Wien (öaw) - Die rund 500 Millionen Jahre durch Fossilien belegte Geschichte der Erde wird in
charakteristische geologische Zeiteinheiten untergliedert, wovon der Jura und die Kreidezeit zu den bekanntesten
gehören. Der Jura stellt unter anderem die erste Blütezeit der Dinosaurier dar, besonders der riesigen
Pflanzenfresser. Am Ende der vorangehenden Trias kam es zu einem weltweiten Massensterben der Tierwelt, das neuesten
Untersuchungen zufolge durch von gigantischen Vulkanausbrüchen bedingte Umweltschäden (globale Überhitzung,
saurer Regen, Kohlendioxidvergiftung) erklärt wird.
„Golden Spike“: Exakte Grenze zwischen geologischen Zeitabschnitten
Zur vergleichenden zeitlichen Erfassung eines solchen Ereignisses auf globaler Basis bedarf es jedoch exakter
Grenzen zwischen den geologischen Zeitabschnitten.
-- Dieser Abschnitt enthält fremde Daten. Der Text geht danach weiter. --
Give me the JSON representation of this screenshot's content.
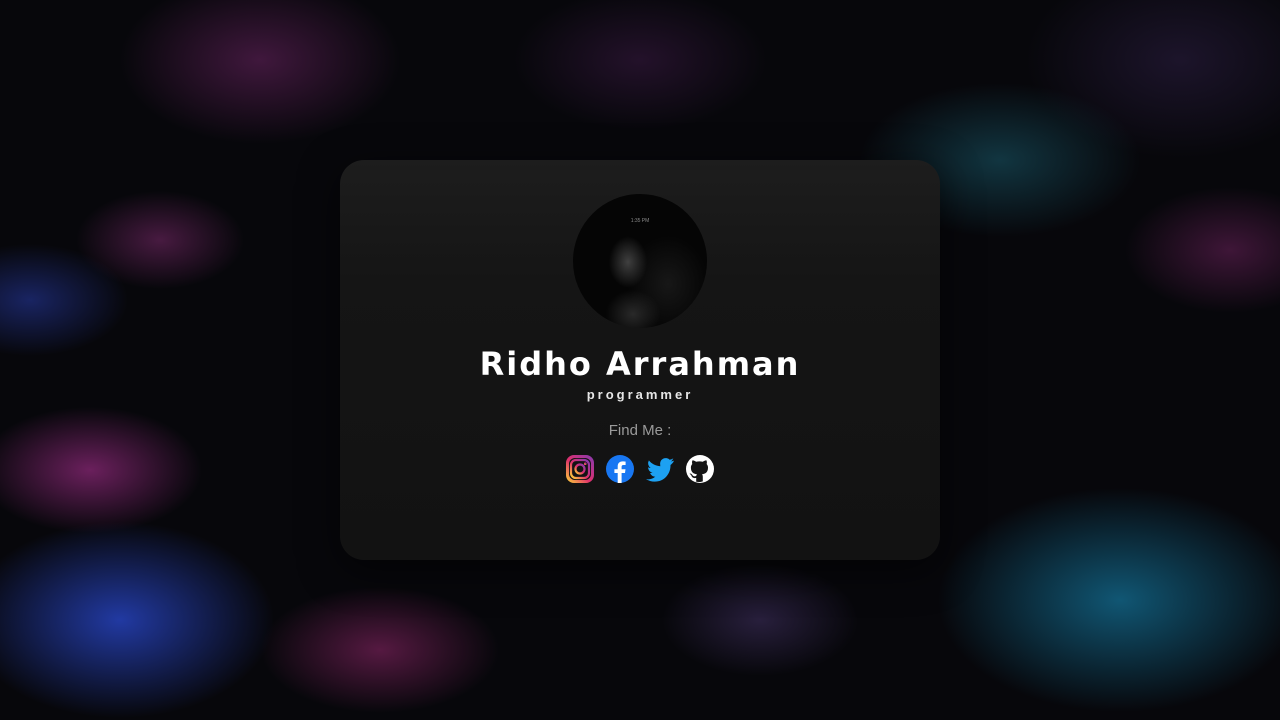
{
  "profile": {
    "name": "Ridho Arrahman",
    "role": "programmer",
    "avatar_time": "1:35 PM"
  },
  "socials": {
    "heading": "Find Me :",
    "links": [
      {
        "icon": "instagram-icon",
        "label": "Instagram",
        "color": "#e1306c"
      },
      {
        "icon": "facebook-icon",
        "label": "Facebook",
        "color": "#1877f2"
      },
      {
        "icon": "twitter-icon",
        "label": "Twitter",
        "color": "#1da1f2"
      },
      {
        "icon": "github-icon",
        "label": "GitHub",
        "color": "#ffffff"
      }
    ]
  },
  "colors": {
    "card_background": "#121212",
    "name_text": "#ffffff",
    "find_me_text": "#9a9a9a"
  }
}
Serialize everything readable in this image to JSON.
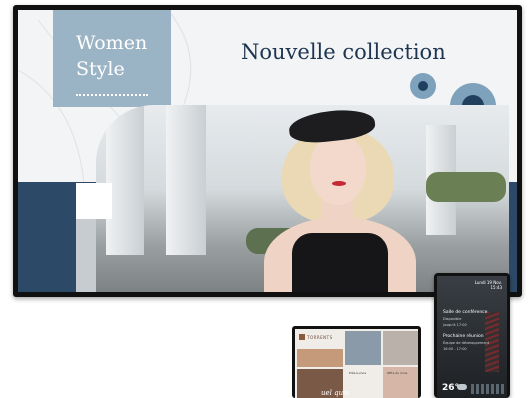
{
  "main_display": {
    "brand_line1": "Women",
    "brand_line2": "Style",
    "headline": "Nouvelle collection"
  },
  "portrait_display": {
    "date_line1": "Lundi 19 Nov.",
    "date_line2": "15:43",
    "room1_title": "Salle de conférence",
    "room1_status": "Disponible",
    "room1_time": "jusqu'à 17:00",
    "room2_title": "Prochaine réunion",
    "room2_detail": "Équipe de développement",
    "room2_time": "16:00 - 17:00",
    "temperature": "26°"
  },
  "mini_display": {
    "logo_text": "TORRENTS",
    "caption1": "Prêt-à-vivre",
    "caption2": "Offre du mois",
    "signature": "uel quis"
  },
  "colors": {
    "navy": "#2c4a68",
    "light_blue": "#9bb4c5",
    "headline": "#1e3550",
    "circle_outer": "#7ea2bb",
    "circle_inner": "#21405f"
  }
}
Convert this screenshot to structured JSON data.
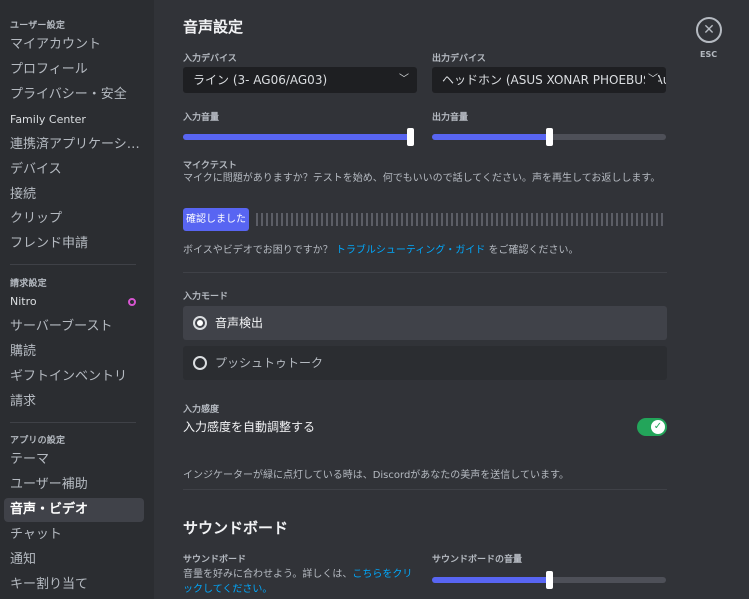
{
  "sidebar": {
    "user_settings_header": "ユーザー設定",
    "user_items": [
      "マイアカウント",
      "プロフィール",
      "プライバシー・安全",
      "Family Center",
      "連携済アプリケーション",
      "デバイス",
      "接続",
      "クリップ",
      "フレンド申請"
    ],
    "billing_header": "請求設定",
    "billing_items": [
      "Nitro",
      "サーバーブースト",
      "購読",
      "ギフトインベントリ",
      "請求"
    ],
    "app_header": "アプリの設定",
    "app_items": [
      "テーマ",
      "ユーザー補助",
      "音声・ビデオ",
      "チャット",
      "通知",
      "キー割り当て"
    ]
  },
  "voice": {
    "title": "音声設定",
    "input_device_label": "入力デバイス",
    "input_device_value": "ライン (3- AG06/AG03)",
    "output_device_label": "出力デバイス",
    "output_device_value": "ヘッドホン (ASUS XONAR PHOEBUS Audio)",
    "input_volume_label": "入力音量",
    "input_volume": 1.0,
    "output_volume_label": "出力音量",
    "output_volume": 0.5,
    "mic_test_label": "マイクテスト",
    "mic_test_desc": "マイクに問題がありますか？テストを始め、何でもいいので話してください。声を再生してお返しします。",
    "mic_test_button": "確認しました",
    "trouble_prefix": "ボイスやビデオでお困りですか？",
    "trouble_link": "トラブルシューティング・ガイド",
    "trouble_suffix": "をご確認ください。",
    "input_mode_label": "入力モード",
    "mode_voice": "音声検出",
    "mode_ptt": "プッシュトゥトーク",
    "sensitivity_label": "入力感度",
    "auto_sensitivity": "入力感度を自動調整する",
    "auto_sensitivity_on": true,
    "indicator_note": "インジケーターが緑に点灯している時は、Discordがあなたの美声を送信しています。"
  },
  "soundboard": {
    "title": "サウンドボード",
    "label": "サウンドボード",
    "desc_prefix": "音量を好みに合わせよう。詳しくは、",
    "desc_link": "こちらをクリックしてください。",
    "volume_label": "サウンドボードの音量",
    "volume": 0.5
  },
  "close": {
    "esc_label": "ESC",
    "icon": "close-icon"
  }
}
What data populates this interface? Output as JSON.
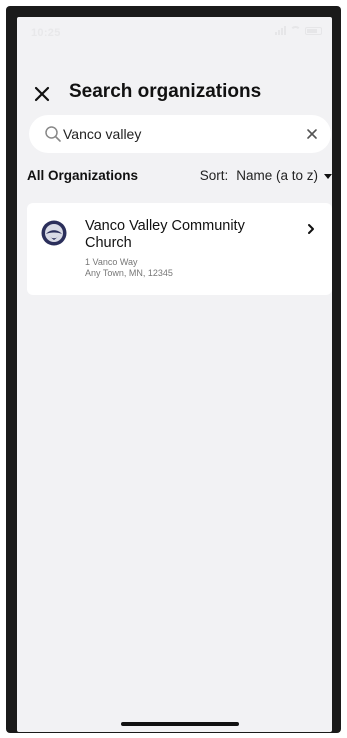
{
  "status_bar": {
    "time": "10:25"
  },
  "header": {
    "title": "Search organizations"
  },
  "search": {
    "value": "Vanco valley",
    "placeholder": ""
  },
  "list": {
    "heading": "All Organizations",
    "sort_label": "Sort:",
    "sort_value": "Name (a to z)"
  },
  "results": [
    {
      "name": "Vanco Valley Community Church",
      "address_line1": "1 Vanco Way",
      "address_line2": "Any Town, MN, 12345"
    }
  ],
  "colors": {
    "background": "#f2f2f4",
    "card": "#ffffff",
    "text": "#111111",
    "muted": "#777777",
    "logo_navy": "#2b2f5b"
  }
}
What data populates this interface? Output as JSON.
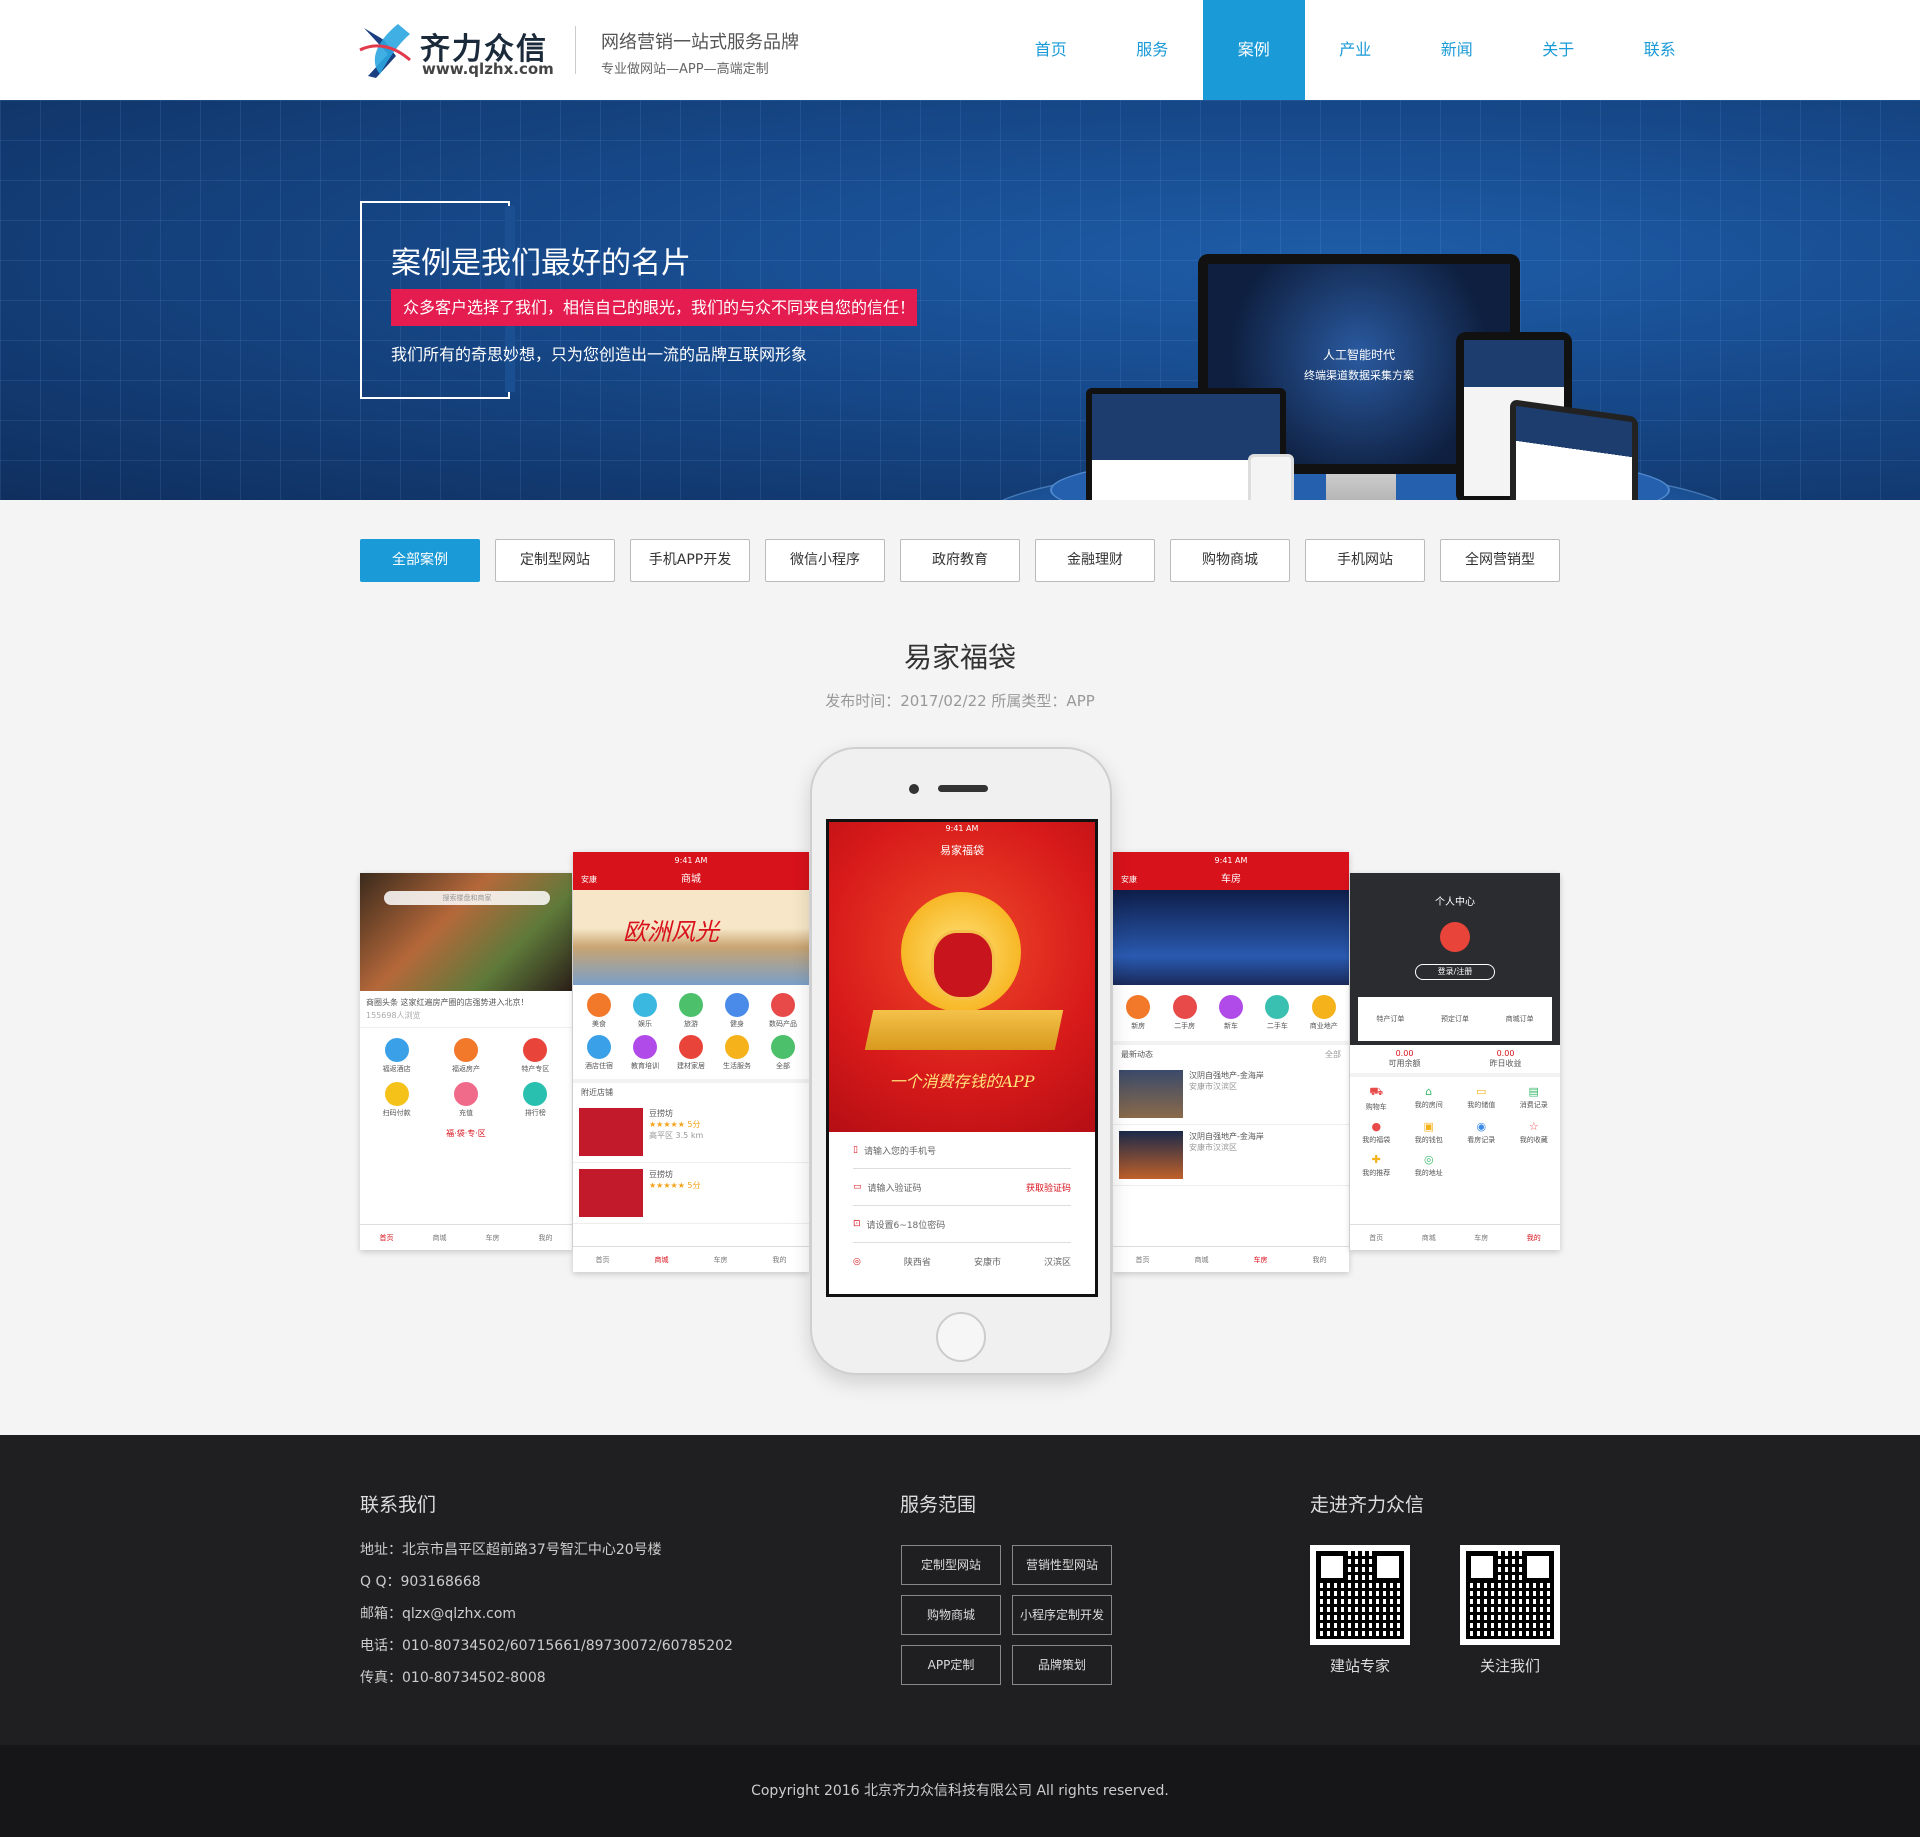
{
  "brand": {
    "name": "齐力众信",
    "url": "www.qlzhx.com",
    "slogan": "网络营销一站式服务品牌",
    "sub_slogan": "专业做网站—APP—高端定制"
  },
  "nav": {
    "items": [
      {
        "label": "首页",
        "active": false
      },
      {
        "label": "服务",
        "active": false
      },
      {
        "label": "案例",
        "active": true
      },
      {
        "label": "产业",
        "active": false
      },
      {
        "label": "新闻",
        "active": false
      },
      {
        "label": "关于",
        "active": false
      },
      {
        "label": "联系",
        "active": false
      }
    ]
  },
  "banner": {
    "title": "案例是我们最好的名片",
    "tagline": "众多客户选择了我们，相信自己的眼光，我们的与众不同来自您的信任！",
    "subtitle": "我们所有的奇思妙想，只为您创造出一流的品牌互联网形象",
    "screen_line1": "人工智能时代",
    "screen_line2": "终端渠道数据采集方案"
  },
  "filters": [
    {
      "label": "全部案例",
      "active": true
    },
    {
      "label": "定制型网站",
      "active": false
    },
    {
      "label": "手机APP开发",
      "active": false
    },
    {
      "label": "微信小程序",
      "active": false
    },
    {
      "label": "政府教育",
      "active": false
    },
    {
      "label": "金融理财",
      "active": false
    },
    {
      "label": "购物商城",
      "active": false
    },
    {
      "label": "手机网站",
      "active": false
    },
    {
      "label": "全网营销型",
      "active": false
    }
  ],
  "case": {
    "title": "易家福袋",
    "meta": "发布时间：2017/02/22 所属类型：APP"
  },
  "phones": {
    "time": "9:41 AM",
    "center": {
      "app_title": "易家福袋",
      "slogan": "一个消费存钱的APP",
      "phone_placeholder": "请输入您的手机号",
      "code_placeholder": "请输入验证码",
      "get_code": "获取验证码",
      "password_placeholder": "请设置6~18位密码",
      "province": "陕西省",
      "city": "安康市",
      "district": "汉滨区"
    },
    "mall": {
      "title": "商城",
      "location": "安康",
      "banner_text": "欧洲风光",
      "categories": [
        "美食",
        "娱乐",
        "旅游",
        "健身",
        "数码产品",
        "酒店住宿",
        "教育培训",
        "建材家居",
        "生活服务",
        "全部"
      ],
      "nearby": "附近店铺",
      "shop_name": "豆捞坊",
      "shop_rating": "5分",
      "shop_area": "高平区",
      "shop_distance": "3.5 km",
      "tabs": [
        "首页",
        "商城",
        "车房",
        "我的"
      ]
    },
    "home": {
      "search": "搜索楼盘和商家",
      "headline": "商圈头条  这家红遍房产圈的店强势进入北京！",
      "views": "155698人浏览",
      "items": [
        "福返酒店",
        "福返房产",
        "特产专区",
        "扫码付款",
        "充值",
        "排行榜"
      ],
      "badge": "福·袋·专·区",
      "tabs": [
        "首页",
        "商城",
        "车房",
        "我的"
      ]
    },
    "estate": {
      "title": "车房",
      "location": "安康",
      "icons": [
        "新房",
        "二手房",
        "新车",
        "二手车",
        "商业地产"
      ],
      "news_title": "最新动态",
      "news_all": "全部",
      "news_item": "汉阴自强地产-金海岸",
      "news_loc": "安康市汉滨区",
      "tabs": [
        "首页",
        "商城",
        "车房",
        "我的"
      ]
    },
    "profile": {
      "title": "个人中心",
      "login": "登录/注册",
      "orders": [
        "特产订单",
        "预定订单",
        "商城订单"
      ],
      "balance": "0.00",
      "balance_label": "可用余额",
      "income": "0.00",
      "income_label": "昨日收益",
      "menu": [
        "购物车",
        "我的房间",
        "我的储值",
        "消费记录",
        "我的福袋",
        "我的钱包",
        "看房记录",
        "我的收藏",
        "我的推荐",
        "我的地址"
      ],
      "tabs": [
        "首页",
        "商城",
        "车房",
        "我的"
      ]
    }
  },
  "footer": {
    "contact_title": "联系我们",
    "contact_lines": [
      "地址：北京市昌平区超前路37号智汇中心20号楼",
      "Q Q：903168668",
      "邮箱：qlzx@qlzhx.com",
      "电话：010-80734502/60715661/89730072/60785202",
      "传真：010-80734502-8008"
    ],
    "service_title": "服务范围",
    "services": [
      "定制型网站",
      "营销性型网站",
      "购物商城",
      "小程序定制开发",
      "APP定制",
      "品牌策划"
    ],
    "about_title": "走进齐力众信",
    "qr_labels": [
      "建站专家",
      "关注我们"
    ],
    "copyright": "Copyright 2016 北京齐力众信科技有限公司 All rights reserved."
  },
  "colors": {
    "primary": "#1a9ad6",
    "accent_red": "#e41c4f",
    "app_red": "#d8121b",
    "footer_bg": "#1f1f21"
  }
}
Um diese Einheitlichkeit zu erreichen, hat die UNESCO-Organisation
„International Union of Geological Sciences“ (IUGS) eine „Global Time Scale“ eingeführt, in der jede Zeitgrenze
der Erdgeschichte durch einen „Global Stratotype Section and Point“ (GSSP) definiert wird. Ein solcher GSSP legt
an einem einzigen Ort der Erde innerhalb der dort vorkommenden Gesteinsschichten einen Punkt fest, der die Basis
der zu definierenden Zeiteinheit mit einem goldenen Nagel fixiert (das „Golden Spike“-Prinzip). Dieser Ort ist
fortan die weltweite Referenz für alle geologischen Forschungen, die auf diese Grenze Bezug nehmen. Wer auch
immer in diesem Abschnitt der Erdgeschichte forscht, kommt um diesen Punkt nicht herum und muss ihn entsprechend
berücksichtigen.
„Große Ehre für Österreich“
Nach mehr als 20 Jahren intensiver Forschung hat eine internationale Kommission aus fast 100 Forschern den GSSP
für die Basis des Jura am Kuhjoch, Gemeinde Eben am Achensee, Tirol, in 1760 m Seehöhe (Koordinaten:
N 47°29’01,82‘‘/E 11°31’47,44‘‘) ausgewählt. Die Grenze wird mit dem Erstauftreten des Ammoniten Psiloceras
spelae tirolicum vor 201,58 Millionen Jahren zentimetergenau markiert. Das Kuhjoch wurde auf Grund des obigen Ammoniten
und weiterer Vorteile den anderen Kandidaten in Nevada, Peru und England vorgezogen. „Die Wahl ist eine große
Ehre für Österreich und eine außerordentliche Anerkennung der Leistung der heimischen geologischen
Forschung“, freut sich Werner E. Piller, Vorsitzender der Österreichischen Kommission für Stratigraphie,
Obmann der Kommission für die paläontologische und stratigraphische Erforschung Österreichs der
Österreichischen Akademie der Wissenschaften (ÖAW) und Vorsitzender des International Geoscience Programme
(IGCP) der UNESCO an der ÖAW.
Festveranstaltung am 20. August 2011
Um das Ereignis gebührend zu würdigen, laden das Österreichische Nationalkomitee für Geowissenschaften,
die Österreichische Kommission für Stratigraphie, und das International Geoscience Programme am 20 August
2011 zu einer Festveranstaltung, in deren Rahmen der „Goldene Nagel“ am Kuhjoch, Tirol, feierlich eingesetzt wird.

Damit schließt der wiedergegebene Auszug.